Вместе со взрослыми пионеры уселись за длинные столы, разоставленные прямо под открытым небом, с аппетитом поели жирных щей с бараниной, гречневой каши с молоком, выпили до кружке кофе и, немного отдохнув, стали готовиться к выступлению. Иван Полевой, отобрав несколько комсомольцев, оборудовал сцену. Механизаторы принесли и растянули на лужайке перед кухней новый брезент, поставили стулья для оркестра. Один за другим со всех сторон к театру собирались зрители и рассаживались прямо на траве. Концерт самодеятельности начался. Косте было поручено вести программу.

Вспотевшие от смущения музыканты, налетая друг на друга, кое-как вышли на сцену, сели, пошептались и взялись за инструменты. Играли они неплохо, а поборов смущение, так разошлись, так разохотились, что вместо трех исполнили пять песен.

— Теперь послушайте пение, — возвестил Костя. — Выступает хор под руководством Аленки… Алены Хворовой!

Певцы стали полукругом. Аленка вышла вперед, огляделась и совсем было собралась заводить частушки, да вдруг заволновалась. Конферансье выслушал ее шепот и забегал: оказывается, не было баяниста.

— Как получилось такое… — ахал Костя. — Что делать-то будем? Отменять номер?

— Обеспечьте немедленно, — наступала девочка. — Хоть из-под земли доставайте баяниста!

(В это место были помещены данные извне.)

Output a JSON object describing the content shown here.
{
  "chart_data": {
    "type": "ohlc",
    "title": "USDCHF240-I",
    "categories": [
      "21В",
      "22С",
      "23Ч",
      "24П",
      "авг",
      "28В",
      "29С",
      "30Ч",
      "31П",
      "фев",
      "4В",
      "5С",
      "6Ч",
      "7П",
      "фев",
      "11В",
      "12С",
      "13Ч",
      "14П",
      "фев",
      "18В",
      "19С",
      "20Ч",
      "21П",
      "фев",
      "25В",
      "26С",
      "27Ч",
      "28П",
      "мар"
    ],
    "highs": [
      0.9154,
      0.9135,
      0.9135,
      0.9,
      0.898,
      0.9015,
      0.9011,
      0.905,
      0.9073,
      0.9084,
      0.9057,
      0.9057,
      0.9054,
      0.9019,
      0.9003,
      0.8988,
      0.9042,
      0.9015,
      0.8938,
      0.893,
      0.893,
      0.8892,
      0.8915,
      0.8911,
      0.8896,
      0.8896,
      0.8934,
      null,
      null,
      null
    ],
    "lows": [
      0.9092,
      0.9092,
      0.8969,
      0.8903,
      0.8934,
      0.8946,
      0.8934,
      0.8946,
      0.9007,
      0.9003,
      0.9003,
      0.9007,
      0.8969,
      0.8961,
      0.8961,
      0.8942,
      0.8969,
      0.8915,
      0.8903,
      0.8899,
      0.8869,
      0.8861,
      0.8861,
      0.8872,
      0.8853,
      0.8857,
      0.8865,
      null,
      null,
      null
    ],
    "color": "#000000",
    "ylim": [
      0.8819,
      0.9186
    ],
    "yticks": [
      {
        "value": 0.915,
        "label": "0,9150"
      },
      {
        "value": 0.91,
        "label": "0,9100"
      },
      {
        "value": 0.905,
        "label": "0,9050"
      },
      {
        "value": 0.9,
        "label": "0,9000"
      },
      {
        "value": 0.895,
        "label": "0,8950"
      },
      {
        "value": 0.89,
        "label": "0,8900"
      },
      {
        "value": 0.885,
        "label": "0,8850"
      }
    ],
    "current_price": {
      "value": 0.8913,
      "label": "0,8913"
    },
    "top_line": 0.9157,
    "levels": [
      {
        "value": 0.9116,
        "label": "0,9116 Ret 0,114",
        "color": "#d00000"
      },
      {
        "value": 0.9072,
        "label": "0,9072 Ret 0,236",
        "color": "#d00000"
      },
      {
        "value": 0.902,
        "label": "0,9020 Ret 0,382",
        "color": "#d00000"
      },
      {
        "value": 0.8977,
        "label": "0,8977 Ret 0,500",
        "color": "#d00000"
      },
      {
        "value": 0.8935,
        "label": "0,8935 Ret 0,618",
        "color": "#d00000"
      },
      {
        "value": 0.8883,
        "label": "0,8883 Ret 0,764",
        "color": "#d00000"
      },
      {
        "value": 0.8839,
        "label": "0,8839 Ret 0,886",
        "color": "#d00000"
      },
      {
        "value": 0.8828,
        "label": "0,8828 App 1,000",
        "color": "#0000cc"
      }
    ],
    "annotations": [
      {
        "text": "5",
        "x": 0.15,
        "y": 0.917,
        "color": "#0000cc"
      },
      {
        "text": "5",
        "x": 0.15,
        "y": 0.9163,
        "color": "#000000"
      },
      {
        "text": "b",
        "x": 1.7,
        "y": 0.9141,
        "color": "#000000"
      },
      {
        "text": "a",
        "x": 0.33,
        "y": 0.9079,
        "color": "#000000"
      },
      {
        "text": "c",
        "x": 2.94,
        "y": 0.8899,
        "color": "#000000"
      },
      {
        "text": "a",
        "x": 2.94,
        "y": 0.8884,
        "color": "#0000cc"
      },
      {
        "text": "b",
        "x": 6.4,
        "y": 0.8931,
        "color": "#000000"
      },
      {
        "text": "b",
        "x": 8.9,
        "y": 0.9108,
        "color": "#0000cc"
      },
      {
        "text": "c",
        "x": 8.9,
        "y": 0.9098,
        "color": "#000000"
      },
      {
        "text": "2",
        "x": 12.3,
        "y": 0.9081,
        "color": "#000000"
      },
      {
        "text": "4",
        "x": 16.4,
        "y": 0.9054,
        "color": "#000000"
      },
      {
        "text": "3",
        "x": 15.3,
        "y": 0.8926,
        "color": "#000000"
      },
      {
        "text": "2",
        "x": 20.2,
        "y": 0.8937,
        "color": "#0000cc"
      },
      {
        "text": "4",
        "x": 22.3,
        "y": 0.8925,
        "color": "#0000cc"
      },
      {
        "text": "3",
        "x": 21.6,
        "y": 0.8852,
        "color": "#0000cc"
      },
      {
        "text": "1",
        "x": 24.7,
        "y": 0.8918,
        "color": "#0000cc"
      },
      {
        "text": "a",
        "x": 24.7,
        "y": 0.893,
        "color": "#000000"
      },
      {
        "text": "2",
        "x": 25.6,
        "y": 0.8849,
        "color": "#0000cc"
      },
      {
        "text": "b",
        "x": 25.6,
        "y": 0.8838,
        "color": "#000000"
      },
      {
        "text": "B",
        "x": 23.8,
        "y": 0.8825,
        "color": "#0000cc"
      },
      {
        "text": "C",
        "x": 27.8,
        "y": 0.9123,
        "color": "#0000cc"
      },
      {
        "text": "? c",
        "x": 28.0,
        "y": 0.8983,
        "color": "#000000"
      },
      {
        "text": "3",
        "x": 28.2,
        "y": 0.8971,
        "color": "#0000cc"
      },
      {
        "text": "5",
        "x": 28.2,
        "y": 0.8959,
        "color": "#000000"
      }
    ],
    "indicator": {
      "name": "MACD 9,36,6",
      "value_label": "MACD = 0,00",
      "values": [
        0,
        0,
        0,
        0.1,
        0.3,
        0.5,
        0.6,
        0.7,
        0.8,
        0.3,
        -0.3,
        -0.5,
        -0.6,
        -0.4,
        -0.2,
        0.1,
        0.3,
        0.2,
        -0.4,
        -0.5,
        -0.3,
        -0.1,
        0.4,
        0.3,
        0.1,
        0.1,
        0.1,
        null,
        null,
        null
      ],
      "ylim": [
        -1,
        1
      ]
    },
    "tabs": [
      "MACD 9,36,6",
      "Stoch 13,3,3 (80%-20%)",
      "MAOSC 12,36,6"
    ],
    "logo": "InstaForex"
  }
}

— Не умею я играть, — отрезал Никита, когда раскрасневшаяся хористка напустилась на него. — Пусть играет струнный!

— Баян для хора нужен!

Зрители зашумели. Смятение артистов породило массу веселых шуток. Многие механизаторы закурили. Над поляной повисли нити табачного дыма. И тут на глаза Аленке попался Демка Рябинин. Она обрадовалась, схватила его за рукав и без лишних слов потащила на сцену.

— Куда тянешь? — слабо сопротивлялся Демка.

— На баяне будешь играть! Говорю, что будешь!..

— Не выйдет…

— На школьном вечере играл? Играл! Будешь и здесь!..

— Демка, выручай, — шепнул ему на ухо подоспевший Костя. — Конфуз получается: люди ждут, а мы тянем.

И Демка повиновался. Он вышел на сцену, взял со стула баян, привычно перекинул через плечо ремень, легко развел меха, и плавные, мелодичные звуки полились. Баян то грустил о чем-то, то безудержно веселился, позабыв тоску. Аленка расправила складки белого с красными маками праздничного платья, подбоченилась и, взмахнув над головой яркой газовой косынкой, поплыла по кругу.

Все следили за стройной гибкой фигуркой танцовщицы, время от времени подбадривая ее короткими возгласами:

— Это — по нашему!

— Балет!

А баян ударил дробную плясовую, замер на миг и рассыпался замысловатым перебором. Аленка притопнула каблуками желтых туфель, выпрошенных у сестры специально для выступления, и запела:

Не сложить такой частушки,
Чтоб воспеть, как надо,
Честный труд, геройский труд
Первой мехбригады!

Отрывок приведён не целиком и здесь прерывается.